NEWS

FlySalem seeking non-stop carriers to LA, Las Vegas, San Francisco and Phoenix

Photo courtesy Salem Reporter

The FlySalem steering committee had an update for the Keizer city council at the April 4 meeting. Committee chair Brent DeHart spoke about the impact the pandemic and supply chain shortages have been having on the airline industry, how McNary Field has coped with those challenges, and their plans for the future.

Despite the logistical challenges presented by COVID, the airline industry is not uniformly suffering a drawdown, he said.

“The big airlines are shrinking, but the smaller ones are expanding,” he said. “The low-cost carriers are looking to expand … these include carriers like Frontier, Allegiant, Jet Blue, Ovello, Breeze. There are four of these carriers with very strong interest in Willamette Valley service.”

Future destinations for these carriers will depend on the arrangement they reach with the airport, but he said the service-to location would depend entirely on the carrier.

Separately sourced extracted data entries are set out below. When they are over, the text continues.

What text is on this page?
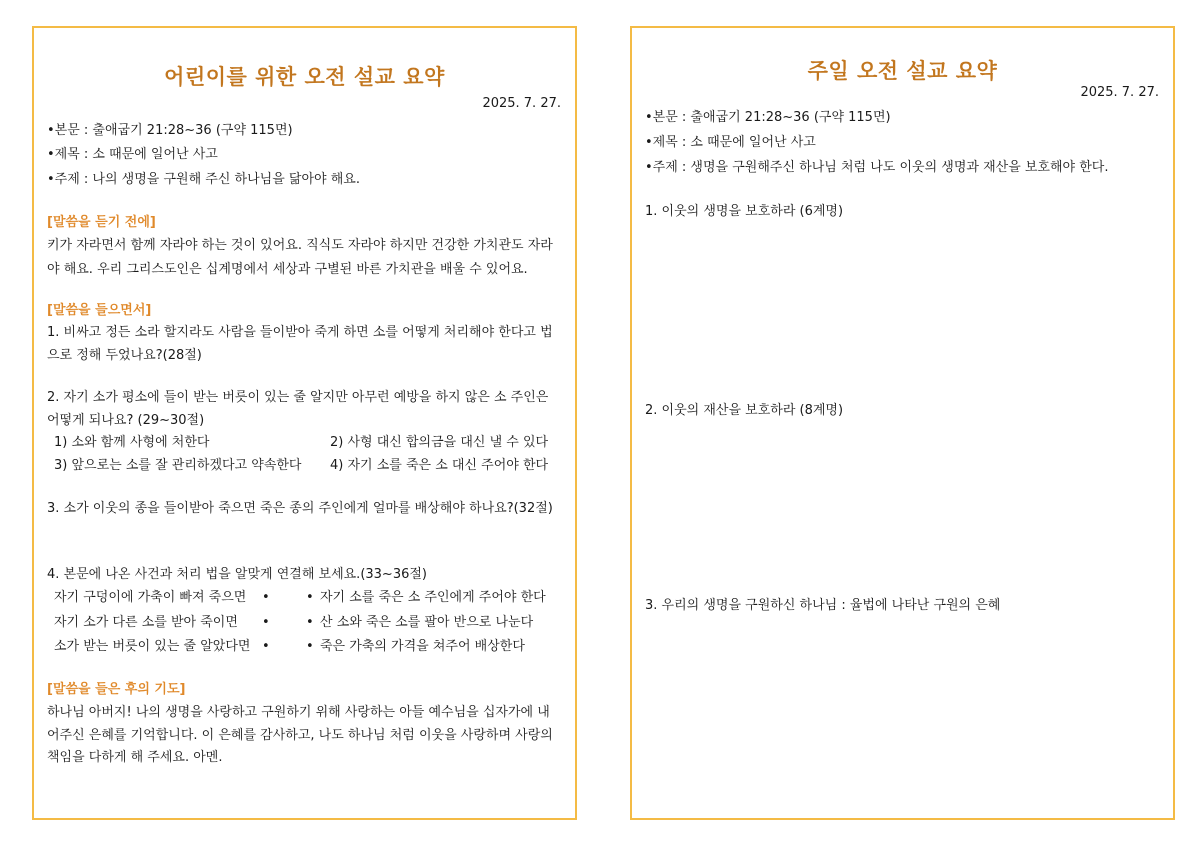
어린이를 위한 오전 설교 요약
2025. 7. 27.
•본문 : 출애굽기 21:28~36 (구약 115면)
•제목 : 소 때문에 일어난 사고
•주제 : 나의 생명을 구원해 주신 하나님을 닮아야 해요.
[말씀을 듣기 전에]
키가 자라면서 함께 자라야 하는 것이 있어요. 직식도 자라야 하지만 건강한 가치관도 자라
야 해요. 우리 그리스도인은 십계명에서 세상과 구별된 바른 가치관을 배울 수 있어요.
[말씀을 들으면서]
1. 비싸고 정든 소라 할지라도 사람을 들이받아 죽게 하면 소를 어떻게 처리해야 한다고 법
으로 정해 두었나요?(28절)
2. 자기 소가 평소에 들이 받는 버릇이 있는 줄 알지만 아무런 예방을 하지 않은 소 주인은
어떻게 되나요? (29~30절)
1) 소와 함께 사형에 처한다	2) 사형 대신 합의금을 대신 낼 수 있다
3) 앞으로는 소를 잘 관리하겠다고 약속한다 4) 자기 소를 죽은 소 대신 주어야 한다
3. 소가 이웃의 종을 들이받아 죽으면 죽은 종의 주인에게 얼마를 배상해야 하나요?(32절)
4. 본문에 나온 사건과 처리 법을 알맞게 연결해 보세요.(33~36절)
자기 구덩이에 가축이 빠져 죽으면 •	• 자기 소를 죽은 소 주인에게 주어야 한다
자기 소가 다른 소를 받아 죽이면 •	• 산 소와 죽은 소를 팔아 반으로 나눈다
소가 받는 버릇이 있는 줄 알았다면 •	• 죽은 가축의 가격을 쳐주어 배상한다
[말씀을 들은 후의 기도]
하나님 아버지! 나의 생명을 사랑하고 구원하기 위해 사랑하는 아들 예수님을 십자가에 내
어주신 은혜를 기억합니다. 이 은혜를 감사하고, 나도 하나님 처럼 이웃을 사랑하며 사랑의
책임을 다하게 해 주세요. 아멘.
주일 오전 설교 요약
2025. 7. 27.
•본문 : 출애굽기 21:28~36 (구약 115면)
•제목 : 소 때문에 일어난 사고
•주제 : 생명을 구원해주신 하나님 처럼 나도 이웃의 생명과 재산을 보호해야 한다.
1. 이웃의 생명을 보호하라 (6계명)
2. 이웃의 재산을 보호하라 (8계명)
3. 우리의 생명을 구원하신 하나님 : 율법에 나타난 구원의 은혜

“If it’s one carrier, it’s going to be the LA basin,” he said. “If it’s another, it will be Las Vegas. We won’t know until they commit, and hopefully at least two of them will – we’re getting optimistic, now.”

In addition to these two potential non-stop destinations, Sky Harbor in Phoenix and the San Francisco Bay Area are also highly sought-after among commuters in the Willamette Valley.

“It’s possible that within two years, we’ll have non-stop destinations to all four of those sunny locations,” DeHart said.

He also noted that the Salem Airport has been able to operate for the past four-and-a-half years using no additional municipal money other than the annual funds from the City of Salem already dedicated to the airport. 

“That is a dedicated fund, it’s important to note – the airport funding doesn’t come out of the general fund,” he said.

DeHart noted that the airport has applied for some federal grant money to help with recruiting new carriers to McNary Field, and he said it was the only grant request that had backing from the airline carriers, themselves. They unsuccessfully applied for the grant twice before.

“We’re thinking the third time’s the charm,” he said. “We’re hoping for $850,000 in federal grant money to recruit commercial air service.”

DeHart added that, contrary to popular opinion, the now-terminated 17-month relationship Salem Municipal Airport had with Delta Airlines was a success. He said the carrier’s reason for leaving was entirely due to problems with the specific aircraft designated for routes in and out of McNary Field: the Boeing 737D.

“It wasn’t just Delta – every airline had to ground those planes,” DeHart said.